Deniz suyu sıcaklığının yükselmesi ve denizlerin durgunlaşması (dalga olmaması) deniz salyasına neden oluyor. Ayrıca çevre kirliliğinin denizlere yansıması, denizlerdeki kirliliğin ve atıkların çoğalması deniz salyasının oluşmasına neden olan Fitoplanktonların da hızla çoğalmasına neden oluyor.

Türümüzün bilgisizliğinin ve bencilliğinin sonuçlarının net bir şekilde yaşamaya başladığımız 21. Yüzyılda artık uyanma ve denizlerimizi kurtarma vaktidir. Denizlerimizin içinde yaşayan canlılarımızın sesini duyma vaktidir. Türkiye’m

Neden plastiklerin yerine farklı balıklara zarar vermeyecek kendiliğinden yok olan hatta balıklar tarafından yenilebilen poşetler üretilmiyor.

Böyle bilinçsiz devam edilirse maalesef ki yazın bir amacı kalmayacak. Şunu biliyorum ki İnsanoğlu doğa ile savaşını kazanırsa, olan bize olur. Denizleri sadece yazın tatil için serinlemek için bilmeyelim bilimsel olarak da faydalarını bilelim. Gökyüzünün ne kadar güzel olduğunu şimdi daha iyi anlıyorum.

Gökyüzü, insanlardan uzak olduğu için bu kadar güzel bu da bize biz insanlar olarak yaşam alanlarımıza tahrip etmekle hep birinciyiz. İnsan eli değmeyen her yer çok güzel sözü bunu doğruluyor.

Zamanında bu denizin iki yakasındaki boğazlarda büyük savaşlar yapılmış ve birçok atalarımız şehit olmuş. Bizler ise atalarımızın kanı ile karışan denizinin ölmesine göz yumamayız.

Aslında deniz kirliliği aynı zamanda ülkemizde yaşayan tüm insanların en önemli problemlerinden biridir. İlk önce insanlarımızın bilinçlendirilmesi oldukça önemlidir. Eğer deniz yüzeyi kirli olursa güneş ışınları deniz içerisinde fotosentez yapan canlılara ulaşamaz.

Deniz salyaları 1989-2021 dan beri devam ediyor. Siz her elinizi yıkadığınızda, duşa girdiğinizde bulaşıkları yıkadığınızda bunlara birde fabrika atıkları eklenince, bu sular denizlere karışıyor. Tam 32 yıldır şuanda 30 metre aşmış derinlikte bulunuyor. Doğa insanların pisliğini ,bir yere kadar temizler ama emin olun, oksijeni sadece ormanlar üretmiyor.
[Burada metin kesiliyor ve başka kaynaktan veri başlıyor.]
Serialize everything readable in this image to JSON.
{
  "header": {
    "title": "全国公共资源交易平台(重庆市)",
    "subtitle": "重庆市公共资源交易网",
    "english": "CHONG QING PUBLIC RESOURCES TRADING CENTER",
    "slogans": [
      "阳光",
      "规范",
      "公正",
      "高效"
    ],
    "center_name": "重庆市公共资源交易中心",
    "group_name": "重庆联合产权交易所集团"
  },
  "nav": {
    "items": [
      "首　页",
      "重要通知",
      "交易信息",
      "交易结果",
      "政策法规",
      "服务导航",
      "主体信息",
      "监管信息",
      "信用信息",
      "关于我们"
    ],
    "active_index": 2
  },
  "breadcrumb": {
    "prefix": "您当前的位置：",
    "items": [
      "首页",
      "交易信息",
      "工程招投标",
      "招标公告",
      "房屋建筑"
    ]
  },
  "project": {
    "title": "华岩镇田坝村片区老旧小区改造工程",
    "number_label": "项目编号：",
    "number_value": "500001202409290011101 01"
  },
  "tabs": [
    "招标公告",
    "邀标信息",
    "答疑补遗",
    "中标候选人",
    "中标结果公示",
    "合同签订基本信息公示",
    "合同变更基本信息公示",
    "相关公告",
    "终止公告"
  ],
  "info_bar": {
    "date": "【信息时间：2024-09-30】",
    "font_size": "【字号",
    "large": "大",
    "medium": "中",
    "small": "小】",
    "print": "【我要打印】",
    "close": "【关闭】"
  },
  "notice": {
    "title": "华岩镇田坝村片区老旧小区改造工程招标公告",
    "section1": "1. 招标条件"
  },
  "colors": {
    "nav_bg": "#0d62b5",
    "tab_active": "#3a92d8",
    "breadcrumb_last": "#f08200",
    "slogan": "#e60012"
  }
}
Fitoplanktonlar dünyadaki oksijen kaynağının büyük bir kısmı bu canlılar tarafından üretilir. Bu canlılar çıplak gözle görünemeyecek kadar küçüktür. Ancak yeteri kadar sayıda bir arada olduklarında hücrelerinde bulunan klorofil sayesinde suda yeşil olarak görünebilir.

Bizle bunları bilmemiz için oksijensiz kalmamız mı Gerek lütfen yaşadığımız dünyanın farkına varalım. Nefessiz günlerin bizi beklediğini de hatırlayın

Keşke bu Marmara Denizimizin temizlenmesi için bir yardım kampanyası başlatılsa ya, az çok demeden hepimiz destek oluruz.

Lütfen çocuklarımıza güzel bir gelecek sunmak için Doğamızı koruyalım.